Law professors Kitrosser and Fenster said the president has the power to fire White House employees who divulge confidential information. Those who reveal classified secrets may face much worse punishment, including criminal charges. President Trump doesn’t need an NDA, in other words, to threaten consequences for leakers on his staff.
What about former White House officials who had access to secret information? Under the Supreme Court’s Snepp decision, they have to obtain pre-publication clearance. But the law professors and national security lawyer Bradley Moss of the Law Offices of Mark S. Zaid said agencies are only supposed to screen for classified information.
Under case law from the federal appellate courts, including the 4th U.S. Circuit Court of Appeals in 1972’s U.S. v. Marchetti and the D.C. Circuit in 1983’s McGehee v.
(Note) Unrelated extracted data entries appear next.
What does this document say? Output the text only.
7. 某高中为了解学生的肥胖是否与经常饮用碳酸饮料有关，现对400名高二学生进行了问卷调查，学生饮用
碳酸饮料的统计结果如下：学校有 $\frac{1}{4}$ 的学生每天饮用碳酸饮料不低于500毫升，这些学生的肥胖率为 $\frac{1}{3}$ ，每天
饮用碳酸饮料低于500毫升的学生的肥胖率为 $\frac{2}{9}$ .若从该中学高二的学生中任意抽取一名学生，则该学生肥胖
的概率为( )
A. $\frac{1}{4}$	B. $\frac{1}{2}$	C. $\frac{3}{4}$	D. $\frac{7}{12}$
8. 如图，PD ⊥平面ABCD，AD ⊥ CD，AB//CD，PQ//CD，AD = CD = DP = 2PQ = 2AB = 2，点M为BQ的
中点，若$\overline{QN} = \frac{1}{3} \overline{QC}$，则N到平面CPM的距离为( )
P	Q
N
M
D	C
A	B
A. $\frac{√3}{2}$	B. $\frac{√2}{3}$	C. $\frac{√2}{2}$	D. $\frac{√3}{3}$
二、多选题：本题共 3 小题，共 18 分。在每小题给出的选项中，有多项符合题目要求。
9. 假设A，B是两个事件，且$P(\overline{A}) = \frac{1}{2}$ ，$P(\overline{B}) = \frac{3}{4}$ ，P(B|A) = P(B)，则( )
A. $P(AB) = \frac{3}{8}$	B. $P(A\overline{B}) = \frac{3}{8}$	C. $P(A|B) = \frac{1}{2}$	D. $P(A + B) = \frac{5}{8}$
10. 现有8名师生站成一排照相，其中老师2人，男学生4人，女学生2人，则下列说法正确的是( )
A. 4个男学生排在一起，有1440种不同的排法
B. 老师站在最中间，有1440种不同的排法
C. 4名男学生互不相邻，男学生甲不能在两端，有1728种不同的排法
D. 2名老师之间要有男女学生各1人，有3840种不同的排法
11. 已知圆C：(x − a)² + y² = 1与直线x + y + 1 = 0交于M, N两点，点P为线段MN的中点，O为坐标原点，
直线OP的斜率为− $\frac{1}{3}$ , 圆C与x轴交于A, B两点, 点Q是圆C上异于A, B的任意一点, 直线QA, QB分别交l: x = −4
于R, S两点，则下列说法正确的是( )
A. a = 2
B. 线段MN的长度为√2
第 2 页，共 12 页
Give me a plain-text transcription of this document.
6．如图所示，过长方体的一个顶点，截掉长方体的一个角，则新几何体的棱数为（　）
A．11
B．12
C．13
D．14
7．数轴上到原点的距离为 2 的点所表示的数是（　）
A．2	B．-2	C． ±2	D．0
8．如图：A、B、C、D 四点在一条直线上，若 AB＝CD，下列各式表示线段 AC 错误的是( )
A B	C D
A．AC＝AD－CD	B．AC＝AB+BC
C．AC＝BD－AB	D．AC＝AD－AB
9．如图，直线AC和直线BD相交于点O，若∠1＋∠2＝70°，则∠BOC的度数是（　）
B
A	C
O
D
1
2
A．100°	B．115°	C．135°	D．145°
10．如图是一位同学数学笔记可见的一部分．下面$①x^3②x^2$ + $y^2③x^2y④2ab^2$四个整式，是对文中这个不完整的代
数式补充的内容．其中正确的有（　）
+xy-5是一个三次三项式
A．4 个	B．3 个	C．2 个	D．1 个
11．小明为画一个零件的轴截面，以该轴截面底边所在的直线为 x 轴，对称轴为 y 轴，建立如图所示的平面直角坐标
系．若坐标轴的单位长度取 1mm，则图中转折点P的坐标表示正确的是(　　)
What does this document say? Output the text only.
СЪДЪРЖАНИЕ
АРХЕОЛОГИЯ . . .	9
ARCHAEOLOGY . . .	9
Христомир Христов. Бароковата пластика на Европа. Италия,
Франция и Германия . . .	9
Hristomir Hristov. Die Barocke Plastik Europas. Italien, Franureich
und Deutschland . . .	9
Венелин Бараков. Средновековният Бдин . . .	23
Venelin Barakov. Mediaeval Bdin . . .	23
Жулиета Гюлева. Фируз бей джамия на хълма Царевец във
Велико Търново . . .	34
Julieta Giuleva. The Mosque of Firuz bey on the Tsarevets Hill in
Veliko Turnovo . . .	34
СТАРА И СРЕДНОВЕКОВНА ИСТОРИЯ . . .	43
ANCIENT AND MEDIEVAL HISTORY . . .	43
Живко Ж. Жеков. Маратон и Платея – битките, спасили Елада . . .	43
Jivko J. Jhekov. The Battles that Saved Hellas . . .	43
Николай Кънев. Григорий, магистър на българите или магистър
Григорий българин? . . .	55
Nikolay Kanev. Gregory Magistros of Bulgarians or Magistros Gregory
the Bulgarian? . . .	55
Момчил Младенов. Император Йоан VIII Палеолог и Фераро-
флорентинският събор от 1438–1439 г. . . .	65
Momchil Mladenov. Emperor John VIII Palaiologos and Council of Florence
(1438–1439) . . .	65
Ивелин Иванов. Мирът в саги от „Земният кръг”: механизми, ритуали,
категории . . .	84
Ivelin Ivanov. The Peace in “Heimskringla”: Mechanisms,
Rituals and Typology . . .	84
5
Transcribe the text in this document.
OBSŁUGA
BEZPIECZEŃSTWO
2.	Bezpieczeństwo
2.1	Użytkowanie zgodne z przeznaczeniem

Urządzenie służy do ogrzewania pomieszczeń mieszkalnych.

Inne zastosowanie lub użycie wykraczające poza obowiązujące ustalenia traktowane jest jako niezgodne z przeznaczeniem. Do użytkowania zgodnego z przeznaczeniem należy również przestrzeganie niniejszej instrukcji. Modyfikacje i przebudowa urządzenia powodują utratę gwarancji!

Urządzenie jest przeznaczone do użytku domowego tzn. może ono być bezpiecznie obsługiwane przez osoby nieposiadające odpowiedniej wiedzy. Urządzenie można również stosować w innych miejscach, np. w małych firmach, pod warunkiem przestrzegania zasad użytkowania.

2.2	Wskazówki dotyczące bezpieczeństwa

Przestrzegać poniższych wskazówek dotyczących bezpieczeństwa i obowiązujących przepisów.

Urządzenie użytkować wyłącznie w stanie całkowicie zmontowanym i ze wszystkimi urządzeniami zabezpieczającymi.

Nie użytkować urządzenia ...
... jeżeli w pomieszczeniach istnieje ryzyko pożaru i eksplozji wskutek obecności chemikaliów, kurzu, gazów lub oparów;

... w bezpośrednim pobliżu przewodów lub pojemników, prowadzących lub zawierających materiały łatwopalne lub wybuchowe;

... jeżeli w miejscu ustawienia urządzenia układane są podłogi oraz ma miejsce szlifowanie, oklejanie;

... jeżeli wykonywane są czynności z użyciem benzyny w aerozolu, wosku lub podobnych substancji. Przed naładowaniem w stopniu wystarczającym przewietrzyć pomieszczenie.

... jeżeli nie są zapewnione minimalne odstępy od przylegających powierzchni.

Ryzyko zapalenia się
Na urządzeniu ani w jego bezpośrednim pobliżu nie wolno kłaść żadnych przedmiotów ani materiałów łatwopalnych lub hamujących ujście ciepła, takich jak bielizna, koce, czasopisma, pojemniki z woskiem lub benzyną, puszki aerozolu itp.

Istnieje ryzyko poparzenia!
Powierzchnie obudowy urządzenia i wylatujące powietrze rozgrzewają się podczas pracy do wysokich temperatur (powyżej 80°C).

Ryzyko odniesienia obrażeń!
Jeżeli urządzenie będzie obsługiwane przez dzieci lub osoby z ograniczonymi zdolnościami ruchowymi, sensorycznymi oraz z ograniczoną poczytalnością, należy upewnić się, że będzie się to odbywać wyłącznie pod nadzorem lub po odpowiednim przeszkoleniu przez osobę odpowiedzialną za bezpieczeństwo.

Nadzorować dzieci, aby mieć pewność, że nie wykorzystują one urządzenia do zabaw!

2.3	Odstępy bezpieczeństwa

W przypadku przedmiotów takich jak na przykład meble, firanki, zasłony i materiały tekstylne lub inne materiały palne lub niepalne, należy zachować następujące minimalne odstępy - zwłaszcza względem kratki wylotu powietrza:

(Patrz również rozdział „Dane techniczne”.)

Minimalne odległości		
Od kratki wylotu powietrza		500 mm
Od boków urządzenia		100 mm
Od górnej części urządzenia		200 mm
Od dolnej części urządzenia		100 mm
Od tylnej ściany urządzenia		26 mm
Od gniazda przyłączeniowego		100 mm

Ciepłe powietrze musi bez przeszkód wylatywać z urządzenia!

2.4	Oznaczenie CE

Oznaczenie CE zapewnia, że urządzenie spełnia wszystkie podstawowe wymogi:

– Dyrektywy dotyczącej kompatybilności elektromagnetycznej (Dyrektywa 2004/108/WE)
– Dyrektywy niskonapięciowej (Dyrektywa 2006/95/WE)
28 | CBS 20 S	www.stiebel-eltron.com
Casey, ex-employees have a First Amendment right to disclose non-classified information.
“The government has no legitimate interest in censoring unclassified materials,” the D.C. Circuit wrote in McGehee, which involved an ex-CIA agent protesting the agency’s censorship of his manuscript after he submitted the work for pre-publication review.
McGehee’s employment agreement, the court said, “does not extend to unclassified materials or to information obtained from public sources. The government may not censor such material, ‘contractually or otherwise.’” (The D.C. Circuit was quoting from the 4th Circuit’s Marchetti decision in its reference to McGehee’s contract with the CIA.)
Those appellate rulings would be a big First Amendment obstacle were the Trump administration to attempt to enforce a non-disclosure agreement that barred former White House officials from revealing non-classified information.
And there’s an additional snag once Trump leaves office, according to Florida professor Fenster. Enforcement of any NDA would be up to the U.S. government, not to President Trump once he is a private citizen. A future president may not want to commit administration resources to policing former Trump officials.
“You could understand how someone like Donald Trump, who had never been in government … would come into government and want to do this,” said Fenster. “But it’s just not going to happen.”